For the Love of God...
by Just Add Kids Founder,
Paula Herrmann

I've gone back and forth as to whether or not I should write about, broach the subject. I feel like it's none of my business, then I think I have a responsibility.

I don't feel like it's fair. I feel guilty.  At the same time that I am having a fun and making memories with my kids, my hubs, my BFF and her daughter (my daughter's BFF); another mom not so far away is grieving. Read more...
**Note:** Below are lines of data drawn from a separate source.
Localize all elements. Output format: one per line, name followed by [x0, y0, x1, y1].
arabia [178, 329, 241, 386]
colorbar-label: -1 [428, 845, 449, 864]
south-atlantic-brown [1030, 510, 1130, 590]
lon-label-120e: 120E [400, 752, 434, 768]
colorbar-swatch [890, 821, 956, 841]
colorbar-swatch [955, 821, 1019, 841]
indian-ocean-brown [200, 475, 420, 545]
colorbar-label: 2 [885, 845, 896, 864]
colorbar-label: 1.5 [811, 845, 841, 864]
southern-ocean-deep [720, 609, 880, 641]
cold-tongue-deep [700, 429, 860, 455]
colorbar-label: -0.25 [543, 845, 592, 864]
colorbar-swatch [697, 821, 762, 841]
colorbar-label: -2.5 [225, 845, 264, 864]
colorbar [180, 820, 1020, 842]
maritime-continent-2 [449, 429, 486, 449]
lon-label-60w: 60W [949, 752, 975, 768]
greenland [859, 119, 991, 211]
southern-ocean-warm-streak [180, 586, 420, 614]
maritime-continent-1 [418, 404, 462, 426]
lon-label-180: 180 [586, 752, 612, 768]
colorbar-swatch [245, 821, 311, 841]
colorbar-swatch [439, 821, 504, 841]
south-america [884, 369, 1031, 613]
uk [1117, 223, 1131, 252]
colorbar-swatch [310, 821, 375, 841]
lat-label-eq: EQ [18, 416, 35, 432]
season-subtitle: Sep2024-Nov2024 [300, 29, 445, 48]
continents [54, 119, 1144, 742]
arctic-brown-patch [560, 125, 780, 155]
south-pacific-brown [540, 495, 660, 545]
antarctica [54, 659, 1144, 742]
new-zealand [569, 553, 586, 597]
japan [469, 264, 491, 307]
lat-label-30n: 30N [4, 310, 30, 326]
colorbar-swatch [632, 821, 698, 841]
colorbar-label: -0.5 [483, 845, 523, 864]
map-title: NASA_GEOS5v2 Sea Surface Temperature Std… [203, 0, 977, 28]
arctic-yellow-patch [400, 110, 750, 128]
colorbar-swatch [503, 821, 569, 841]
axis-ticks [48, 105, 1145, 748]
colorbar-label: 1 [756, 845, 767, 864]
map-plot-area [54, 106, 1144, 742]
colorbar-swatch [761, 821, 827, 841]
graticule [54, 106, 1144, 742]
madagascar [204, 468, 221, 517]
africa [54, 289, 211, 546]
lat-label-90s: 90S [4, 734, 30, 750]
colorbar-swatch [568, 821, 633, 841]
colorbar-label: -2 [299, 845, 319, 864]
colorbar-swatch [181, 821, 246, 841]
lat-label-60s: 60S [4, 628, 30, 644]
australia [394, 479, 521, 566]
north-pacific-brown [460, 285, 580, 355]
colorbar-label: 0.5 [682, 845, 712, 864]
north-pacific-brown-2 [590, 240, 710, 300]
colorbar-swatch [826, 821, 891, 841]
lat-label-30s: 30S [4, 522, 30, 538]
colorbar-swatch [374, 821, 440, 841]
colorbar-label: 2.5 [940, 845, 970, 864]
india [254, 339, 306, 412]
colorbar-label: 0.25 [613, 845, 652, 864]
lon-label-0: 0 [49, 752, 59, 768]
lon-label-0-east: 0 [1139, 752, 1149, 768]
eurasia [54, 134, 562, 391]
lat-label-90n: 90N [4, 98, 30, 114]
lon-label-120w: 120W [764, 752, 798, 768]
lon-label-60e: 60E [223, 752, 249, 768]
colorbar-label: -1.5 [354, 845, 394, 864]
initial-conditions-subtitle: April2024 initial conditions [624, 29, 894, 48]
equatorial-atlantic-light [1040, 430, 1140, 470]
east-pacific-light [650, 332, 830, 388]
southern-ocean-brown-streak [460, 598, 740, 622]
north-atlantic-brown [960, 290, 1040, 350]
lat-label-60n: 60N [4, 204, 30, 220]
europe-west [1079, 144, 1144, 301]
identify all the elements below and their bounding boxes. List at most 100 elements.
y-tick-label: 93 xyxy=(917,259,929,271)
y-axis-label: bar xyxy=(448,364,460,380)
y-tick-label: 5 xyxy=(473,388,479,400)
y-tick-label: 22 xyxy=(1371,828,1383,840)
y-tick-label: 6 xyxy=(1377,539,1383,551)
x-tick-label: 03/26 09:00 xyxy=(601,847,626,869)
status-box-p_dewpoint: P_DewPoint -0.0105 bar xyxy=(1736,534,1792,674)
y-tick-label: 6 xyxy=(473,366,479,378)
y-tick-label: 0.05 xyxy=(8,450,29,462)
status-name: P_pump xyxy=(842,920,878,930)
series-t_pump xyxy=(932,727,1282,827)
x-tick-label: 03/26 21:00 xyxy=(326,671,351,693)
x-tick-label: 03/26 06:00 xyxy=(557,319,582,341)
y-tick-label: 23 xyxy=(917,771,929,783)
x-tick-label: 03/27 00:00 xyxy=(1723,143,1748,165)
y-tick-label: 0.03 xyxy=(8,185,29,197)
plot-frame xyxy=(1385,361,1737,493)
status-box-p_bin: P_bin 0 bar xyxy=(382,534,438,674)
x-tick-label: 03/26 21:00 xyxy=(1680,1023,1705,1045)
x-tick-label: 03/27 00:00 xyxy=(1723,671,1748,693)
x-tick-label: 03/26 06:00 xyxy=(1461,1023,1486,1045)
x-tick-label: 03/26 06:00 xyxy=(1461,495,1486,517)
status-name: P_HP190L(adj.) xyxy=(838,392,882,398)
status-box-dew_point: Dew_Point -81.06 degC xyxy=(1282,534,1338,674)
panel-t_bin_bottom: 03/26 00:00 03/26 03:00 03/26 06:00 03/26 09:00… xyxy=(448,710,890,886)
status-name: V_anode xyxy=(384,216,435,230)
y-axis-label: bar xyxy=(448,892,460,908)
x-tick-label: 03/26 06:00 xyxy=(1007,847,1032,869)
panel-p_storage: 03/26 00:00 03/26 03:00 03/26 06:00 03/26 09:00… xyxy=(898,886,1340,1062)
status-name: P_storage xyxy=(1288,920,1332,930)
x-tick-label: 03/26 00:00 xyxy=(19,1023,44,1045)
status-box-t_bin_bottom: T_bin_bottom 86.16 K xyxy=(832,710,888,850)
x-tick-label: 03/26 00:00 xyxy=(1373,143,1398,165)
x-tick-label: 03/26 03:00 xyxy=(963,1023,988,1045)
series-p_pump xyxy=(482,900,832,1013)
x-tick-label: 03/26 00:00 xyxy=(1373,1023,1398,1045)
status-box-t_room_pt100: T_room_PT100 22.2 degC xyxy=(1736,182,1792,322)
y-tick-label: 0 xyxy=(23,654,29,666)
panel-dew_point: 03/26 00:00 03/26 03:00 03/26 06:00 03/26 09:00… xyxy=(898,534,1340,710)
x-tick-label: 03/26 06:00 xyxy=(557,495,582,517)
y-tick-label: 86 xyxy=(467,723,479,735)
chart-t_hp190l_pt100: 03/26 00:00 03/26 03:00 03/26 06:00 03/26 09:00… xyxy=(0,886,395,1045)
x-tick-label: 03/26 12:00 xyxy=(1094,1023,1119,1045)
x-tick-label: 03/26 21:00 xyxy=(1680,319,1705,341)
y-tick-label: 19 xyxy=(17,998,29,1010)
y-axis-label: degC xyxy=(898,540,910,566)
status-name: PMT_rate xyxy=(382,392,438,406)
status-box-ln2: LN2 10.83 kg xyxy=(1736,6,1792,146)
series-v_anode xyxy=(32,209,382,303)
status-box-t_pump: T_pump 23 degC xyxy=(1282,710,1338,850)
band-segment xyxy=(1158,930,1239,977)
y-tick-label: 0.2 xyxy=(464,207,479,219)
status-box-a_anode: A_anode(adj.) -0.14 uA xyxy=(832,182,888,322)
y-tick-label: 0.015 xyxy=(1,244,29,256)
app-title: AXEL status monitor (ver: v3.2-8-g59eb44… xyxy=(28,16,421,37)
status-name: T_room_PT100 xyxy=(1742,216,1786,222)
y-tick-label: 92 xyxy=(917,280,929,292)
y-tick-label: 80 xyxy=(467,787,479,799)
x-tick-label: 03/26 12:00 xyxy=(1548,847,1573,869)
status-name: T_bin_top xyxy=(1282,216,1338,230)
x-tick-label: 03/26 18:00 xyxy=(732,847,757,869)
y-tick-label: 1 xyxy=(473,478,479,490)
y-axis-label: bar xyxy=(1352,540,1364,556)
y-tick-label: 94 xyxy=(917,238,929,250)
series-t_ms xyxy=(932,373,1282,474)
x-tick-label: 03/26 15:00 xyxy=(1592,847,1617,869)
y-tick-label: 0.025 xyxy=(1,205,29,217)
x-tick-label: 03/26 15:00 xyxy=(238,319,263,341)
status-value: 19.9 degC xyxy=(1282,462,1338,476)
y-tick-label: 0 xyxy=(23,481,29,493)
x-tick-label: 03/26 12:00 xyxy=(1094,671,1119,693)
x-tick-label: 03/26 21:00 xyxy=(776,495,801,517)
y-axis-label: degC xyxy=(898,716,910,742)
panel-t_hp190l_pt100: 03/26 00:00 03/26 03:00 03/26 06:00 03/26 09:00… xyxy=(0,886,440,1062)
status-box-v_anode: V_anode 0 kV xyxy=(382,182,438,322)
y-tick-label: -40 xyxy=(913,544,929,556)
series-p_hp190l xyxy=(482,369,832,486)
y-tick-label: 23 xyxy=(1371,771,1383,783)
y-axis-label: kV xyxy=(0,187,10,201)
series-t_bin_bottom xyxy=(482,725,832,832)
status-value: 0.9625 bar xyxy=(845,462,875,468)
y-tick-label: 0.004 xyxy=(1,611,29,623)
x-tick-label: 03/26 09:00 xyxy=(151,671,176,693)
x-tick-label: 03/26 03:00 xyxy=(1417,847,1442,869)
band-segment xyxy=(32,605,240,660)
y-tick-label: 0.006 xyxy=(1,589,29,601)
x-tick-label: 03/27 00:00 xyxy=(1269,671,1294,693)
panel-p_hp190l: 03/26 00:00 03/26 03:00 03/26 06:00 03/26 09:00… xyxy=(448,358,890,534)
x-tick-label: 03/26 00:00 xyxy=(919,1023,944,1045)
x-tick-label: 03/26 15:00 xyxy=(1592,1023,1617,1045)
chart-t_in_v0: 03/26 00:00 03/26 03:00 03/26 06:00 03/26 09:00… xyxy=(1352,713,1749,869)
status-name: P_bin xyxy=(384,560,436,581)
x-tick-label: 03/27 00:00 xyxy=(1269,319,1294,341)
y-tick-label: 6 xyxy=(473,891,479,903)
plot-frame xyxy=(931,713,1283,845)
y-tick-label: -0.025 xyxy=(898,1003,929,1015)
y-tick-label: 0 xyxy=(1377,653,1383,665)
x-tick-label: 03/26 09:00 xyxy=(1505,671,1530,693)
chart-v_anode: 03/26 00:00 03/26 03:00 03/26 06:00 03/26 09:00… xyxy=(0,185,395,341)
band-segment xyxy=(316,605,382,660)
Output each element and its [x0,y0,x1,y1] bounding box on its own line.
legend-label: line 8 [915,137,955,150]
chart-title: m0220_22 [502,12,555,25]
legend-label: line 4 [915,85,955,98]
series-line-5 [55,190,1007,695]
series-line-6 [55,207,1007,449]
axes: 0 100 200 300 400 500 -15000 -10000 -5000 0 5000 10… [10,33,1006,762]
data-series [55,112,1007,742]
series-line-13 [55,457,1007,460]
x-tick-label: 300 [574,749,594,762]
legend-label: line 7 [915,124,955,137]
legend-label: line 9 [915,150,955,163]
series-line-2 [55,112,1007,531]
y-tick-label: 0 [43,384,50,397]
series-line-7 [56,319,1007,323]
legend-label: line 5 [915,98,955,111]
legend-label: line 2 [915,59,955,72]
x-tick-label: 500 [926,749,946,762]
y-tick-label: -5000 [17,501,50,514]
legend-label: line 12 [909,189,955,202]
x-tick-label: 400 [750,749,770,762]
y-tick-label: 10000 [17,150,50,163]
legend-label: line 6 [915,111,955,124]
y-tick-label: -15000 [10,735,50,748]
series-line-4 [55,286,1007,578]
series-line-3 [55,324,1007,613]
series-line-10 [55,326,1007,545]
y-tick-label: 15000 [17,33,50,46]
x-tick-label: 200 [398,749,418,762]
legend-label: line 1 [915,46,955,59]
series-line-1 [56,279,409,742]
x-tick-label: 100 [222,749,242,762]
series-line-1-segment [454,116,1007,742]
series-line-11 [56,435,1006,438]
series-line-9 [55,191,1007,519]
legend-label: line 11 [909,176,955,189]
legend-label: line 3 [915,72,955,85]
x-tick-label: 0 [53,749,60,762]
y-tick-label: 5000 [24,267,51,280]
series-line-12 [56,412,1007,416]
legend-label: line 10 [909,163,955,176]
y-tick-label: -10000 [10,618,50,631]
I am talking about the 13 year old Caledonia girl who got hit by a drunk and drugged driver this past Sunday. It's just so absolutely senseless. Innocence gone, in a blink of an eye, due to the incredibly POOR judgment of another.

I didn't learn about the accident, I don't think, until late that night after a long day spent with the group mentioned above. First, going to church in the morning; then, visiting my dad in the hospital; and finally, wrapping it up with an unplanned, defaulted visit to a new family destination...Leon's Frozen Custard up in Milwaukee. Full, eventful, a kind of normal Sunday in the life of. In the normalcy of that day (and every day) I am reminded how immensely BLESSED I am. I was able to kiss my kids a goodnight. My 13 year old daughter no longer request my bedtime time tuck in. And in a way, I mourn that loss. As I write this...I may reinstitute that. I'm hanging on to those night time prayers and tuck ins with my 11 year old son.

Horrified, I shake my head in disbelief that a simple walk or run, probably done hundreds of times, would result in someone losing their baby girl, a sister, a family member, a friend, a neighbor, a teammate, a classmate. I am in pain for their loss. A family I don't think I know, but am connected to now somehow because of this tragedy. Their loss weighs heavy on my mind. And I know I am not alone. A community grieves.

What do I/we take away from this tragic accident? Because of my faith, I know this child is in a beautiful, happy place. There is peace in that. I can pray for peace and comfort for her loved ones. And I continue to do that. I am reminded that we are not guaranteed our next breath, and I need to live life focusing on what's really important. I've said it/pledged it before, and I don't always live it. While in my mature-er years, I've not risked drinking and driving. I have been selfish in years past and thankfully my irresponsibility has not injured myself or others. So I pledge NOT to drive with any risk of being impaired. How can you make the judgment of having the ability to drive without risk, if your judgment is disabled? And it is, friends...isn't getting buzzed the desired result of?

I hope you take the pledge as well, in respect and memory of Sara.